Not surprisingly we are incredibly stuffed after this meal. We go back to the hotel because we need to rest up for the last meal of the trip, chili crab!

I probably have at least five blog posts about chili crab, but I won't force you to look back through my two blogs to find them! Singapore chili crab is a wonderful dish. Take a big south china sea crab, steam it, crack it, and pour a spicy-sweet sauce all over it. You may find this dish in other countries, but everywhere else that I've tried it pales in comparison. And yet...

This time we decide to try a different restaurant. We usually go to Long Beach, but decided to try Jumbo instead. All the restaurants in question are open-air establishments along the coast. Tables are set out on the grass in East Coast Park, and God knows what happens if it rains. "You get wet" Lee says. Fortunately we've never had to deal with that.

What we DID have to deal with this time was bad service, a real rarity in Asia. They lost our order, and in the hour we ended up waiting for our food chili crab lost some of its magical aura. It didn't taste quite as good as it has in the past. Had it just gotten built up too much in my mind? Or was Jumbo not as good as Long Beach? I don't know when I'm going to get a chance to settle this question. It's hard to imagine that I'll never be in Singapore again, but it may be a long time.

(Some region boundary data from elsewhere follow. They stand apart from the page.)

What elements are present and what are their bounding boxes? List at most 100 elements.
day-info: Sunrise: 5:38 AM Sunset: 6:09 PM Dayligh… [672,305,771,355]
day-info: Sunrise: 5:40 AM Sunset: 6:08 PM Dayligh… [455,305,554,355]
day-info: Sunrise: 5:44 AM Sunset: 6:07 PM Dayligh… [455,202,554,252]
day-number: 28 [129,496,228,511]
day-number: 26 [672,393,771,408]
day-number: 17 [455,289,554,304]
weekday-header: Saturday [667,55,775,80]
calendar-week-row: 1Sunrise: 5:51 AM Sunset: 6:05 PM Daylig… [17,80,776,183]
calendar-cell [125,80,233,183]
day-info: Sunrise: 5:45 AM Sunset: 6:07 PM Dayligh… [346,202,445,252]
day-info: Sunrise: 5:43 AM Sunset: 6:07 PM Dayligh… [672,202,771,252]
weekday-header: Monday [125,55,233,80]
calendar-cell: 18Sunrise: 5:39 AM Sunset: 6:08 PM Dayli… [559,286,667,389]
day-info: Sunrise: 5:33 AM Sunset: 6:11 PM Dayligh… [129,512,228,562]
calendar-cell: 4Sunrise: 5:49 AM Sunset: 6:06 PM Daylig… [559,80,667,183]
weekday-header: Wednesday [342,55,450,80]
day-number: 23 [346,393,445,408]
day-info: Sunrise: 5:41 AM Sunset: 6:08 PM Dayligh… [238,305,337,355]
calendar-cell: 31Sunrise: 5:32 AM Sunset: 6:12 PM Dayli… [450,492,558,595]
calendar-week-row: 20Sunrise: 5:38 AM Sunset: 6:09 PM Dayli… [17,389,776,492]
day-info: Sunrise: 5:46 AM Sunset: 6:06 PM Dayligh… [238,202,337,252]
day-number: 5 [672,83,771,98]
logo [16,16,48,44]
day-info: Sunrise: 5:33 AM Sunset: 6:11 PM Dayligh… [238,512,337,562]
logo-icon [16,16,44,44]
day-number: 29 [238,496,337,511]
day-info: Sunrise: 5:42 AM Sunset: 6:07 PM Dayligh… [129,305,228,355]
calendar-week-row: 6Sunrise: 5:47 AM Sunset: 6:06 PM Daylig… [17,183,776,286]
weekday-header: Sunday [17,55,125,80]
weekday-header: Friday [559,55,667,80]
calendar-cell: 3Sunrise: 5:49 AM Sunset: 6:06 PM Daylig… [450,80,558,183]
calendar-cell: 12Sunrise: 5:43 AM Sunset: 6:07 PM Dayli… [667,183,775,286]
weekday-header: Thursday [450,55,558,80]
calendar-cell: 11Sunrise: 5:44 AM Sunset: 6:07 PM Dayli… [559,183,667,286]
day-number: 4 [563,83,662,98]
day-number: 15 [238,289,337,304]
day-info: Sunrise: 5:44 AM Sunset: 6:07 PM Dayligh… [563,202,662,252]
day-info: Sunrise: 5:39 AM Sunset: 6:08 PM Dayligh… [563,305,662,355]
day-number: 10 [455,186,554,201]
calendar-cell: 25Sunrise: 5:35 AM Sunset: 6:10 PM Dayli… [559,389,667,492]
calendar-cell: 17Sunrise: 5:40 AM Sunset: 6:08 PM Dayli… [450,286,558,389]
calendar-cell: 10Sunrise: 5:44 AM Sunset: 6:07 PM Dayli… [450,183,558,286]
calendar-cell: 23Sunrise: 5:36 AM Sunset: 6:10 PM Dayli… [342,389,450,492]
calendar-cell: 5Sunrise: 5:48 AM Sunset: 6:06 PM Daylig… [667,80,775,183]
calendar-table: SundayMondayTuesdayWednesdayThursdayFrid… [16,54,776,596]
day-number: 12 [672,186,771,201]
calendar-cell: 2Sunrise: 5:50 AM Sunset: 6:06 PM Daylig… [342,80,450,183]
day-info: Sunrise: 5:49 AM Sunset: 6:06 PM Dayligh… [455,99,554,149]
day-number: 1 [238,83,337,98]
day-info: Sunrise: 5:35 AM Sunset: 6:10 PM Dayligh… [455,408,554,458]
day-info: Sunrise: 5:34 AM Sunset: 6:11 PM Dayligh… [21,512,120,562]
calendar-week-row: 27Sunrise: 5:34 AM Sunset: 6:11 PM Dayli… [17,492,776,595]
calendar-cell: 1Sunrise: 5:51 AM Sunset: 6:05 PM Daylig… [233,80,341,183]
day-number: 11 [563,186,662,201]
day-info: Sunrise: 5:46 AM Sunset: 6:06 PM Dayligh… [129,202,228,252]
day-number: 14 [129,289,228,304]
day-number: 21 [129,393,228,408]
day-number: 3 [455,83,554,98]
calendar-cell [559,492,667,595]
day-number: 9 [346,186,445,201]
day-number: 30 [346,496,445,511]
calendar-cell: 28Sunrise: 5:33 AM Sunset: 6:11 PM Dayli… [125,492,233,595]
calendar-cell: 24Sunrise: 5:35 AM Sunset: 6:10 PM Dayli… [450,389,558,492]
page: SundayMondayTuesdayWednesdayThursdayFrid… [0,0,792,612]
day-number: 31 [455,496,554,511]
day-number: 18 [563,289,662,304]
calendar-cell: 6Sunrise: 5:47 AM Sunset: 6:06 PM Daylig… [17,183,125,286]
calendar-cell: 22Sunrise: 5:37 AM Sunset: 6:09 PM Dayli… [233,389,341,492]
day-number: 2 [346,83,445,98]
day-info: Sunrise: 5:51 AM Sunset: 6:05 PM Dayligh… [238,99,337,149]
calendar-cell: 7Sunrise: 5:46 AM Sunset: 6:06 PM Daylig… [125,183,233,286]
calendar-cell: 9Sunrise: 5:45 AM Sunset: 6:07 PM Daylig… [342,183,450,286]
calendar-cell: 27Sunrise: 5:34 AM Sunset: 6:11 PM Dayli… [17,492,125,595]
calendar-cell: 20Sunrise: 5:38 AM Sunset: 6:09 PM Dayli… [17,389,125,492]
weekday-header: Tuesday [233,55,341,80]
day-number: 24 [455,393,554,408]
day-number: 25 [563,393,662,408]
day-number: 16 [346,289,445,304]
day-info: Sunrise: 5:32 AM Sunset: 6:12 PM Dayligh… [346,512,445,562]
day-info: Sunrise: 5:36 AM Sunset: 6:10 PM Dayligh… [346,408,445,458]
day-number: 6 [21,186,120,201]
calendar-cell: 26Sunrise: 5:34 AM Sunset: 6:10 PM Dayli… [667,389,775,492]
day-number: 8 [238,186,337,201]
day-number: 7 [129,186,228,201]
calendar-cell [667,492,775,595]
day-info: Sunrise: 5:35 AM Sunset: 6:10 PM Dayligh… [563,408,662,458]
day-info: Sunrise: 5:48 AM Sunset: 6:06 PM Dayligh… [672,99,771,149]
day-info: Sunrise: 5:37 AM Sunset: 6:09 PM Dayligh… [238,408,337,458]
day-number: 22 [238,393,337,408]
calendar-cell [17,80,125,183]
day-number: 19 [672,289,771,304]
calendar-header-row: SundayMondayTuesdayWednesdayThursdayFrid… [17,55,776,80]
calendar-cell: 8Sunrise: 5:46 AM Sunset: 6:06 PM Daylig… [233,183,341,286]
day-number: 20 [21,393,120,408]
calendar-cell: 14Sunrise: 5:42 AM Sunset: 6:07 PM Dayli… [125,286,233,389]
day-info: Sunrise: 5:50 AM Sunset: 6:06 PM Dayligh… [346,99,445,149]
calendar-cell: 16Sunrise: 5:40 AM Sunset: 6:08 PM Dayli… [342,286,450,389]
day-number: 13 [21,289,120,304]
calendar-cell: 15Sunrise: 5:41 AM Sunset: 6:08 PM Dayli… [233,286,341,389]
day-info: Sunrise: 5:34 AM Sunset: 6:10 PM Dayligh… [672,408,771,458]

Monday morning it was time to head back to KL. My trip to Asia was almost over. By Wednesday I was swinging my way back across the globe, and here I am, once again safe and sound in snowless New Hampshire.

It's great to be snuggled up with Harper in the recliner this evening. I love to travel, but part of the fun of traveling is coming home and appreciating my own kitchen, my own bed, and yes, my own little white dog. Now, if only Lee were here too, things would be perfect!

1 comment:

  1. I went to the Peranakan Museum the last time I was there. It was really interesting.

    I'm sorry about the dinner fiasco. But then I don't care for chili crab, so we've only gone for it once in all my trips to Singapore.

    Next time you go, try some of the restaurants at Dempsey Hill. We also like several of the ones near Holland Village.

    Glad you had fun and sorry that Lee has to be over there for so long without you.